Je me faisais donc escorter comme une criminelle, quoique j'avais les mains libres. À ma grande surprise, nous ne prîmes pas le chemin du bureau de Dafney. Nous nous enfonçâmes dans un étage que nous n'avions jamais eu l'autorisation de visiter.
Nous arrivâmes devant une porte lourde de bois foncée, qui n'avait pour seul ornement qu'une poignet d'or incrustée d'un rubis aussi gros qu'un oeil. L'un des soldats frappa trois coup secs. Nous attendîmes un instant le temps qu'une voix grave et rauque avec un je-ne-sais-quoi de mystique se fit entendre.
- Entrez.
Le soldat ouvrit donc la porte, et entra, le deuxième soldat m'intimant de faire de même.

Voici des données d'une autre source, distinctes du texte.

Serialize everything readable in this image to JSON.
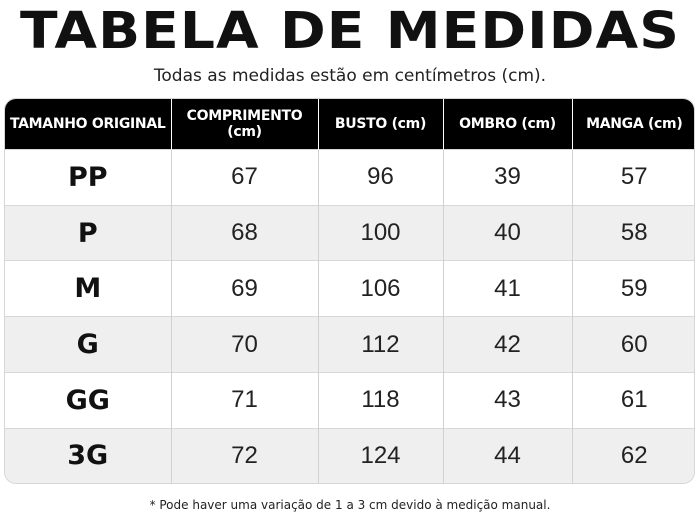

Le bureau était très beau, quoique sobre. Aucune fenêtre, il était éclairé par des appliques murales à la lumière blanche, douce comme celle du jour. Quelques étagères de bois massif, avec de discrets renforcements d'or, sur lesquels se trouvaient des papiers tous très organisés. En face de nous trônait un bureau de bois raffiné, aux renforcements d'or également. De nombreux documents s'empilaient dessus, eux aussi organisés. En nous voyant entrer, l'homme qui y était assis se leva.
C'était un homme chauve à la peau foncé et aux yeux dorés. Son visage avait tout d'un guerrier, mais aussi d'un leader. Il était très grand, et sa carrure était celle d'un combattant. En armure, il devait être effrayant. Il était vêtu d'une simple chemise ample et d'un pantalon près du cuir. Des bottes de cuir habillaient ses pieds. Il avait un air très sévère, mais lorsque son regard se posa sur moi, on put lire de la surprise au fond de ses yeux.Il congédia les deux soldats d'un signe de main. Une fois la porte refermée derrière eux, il prit la parole.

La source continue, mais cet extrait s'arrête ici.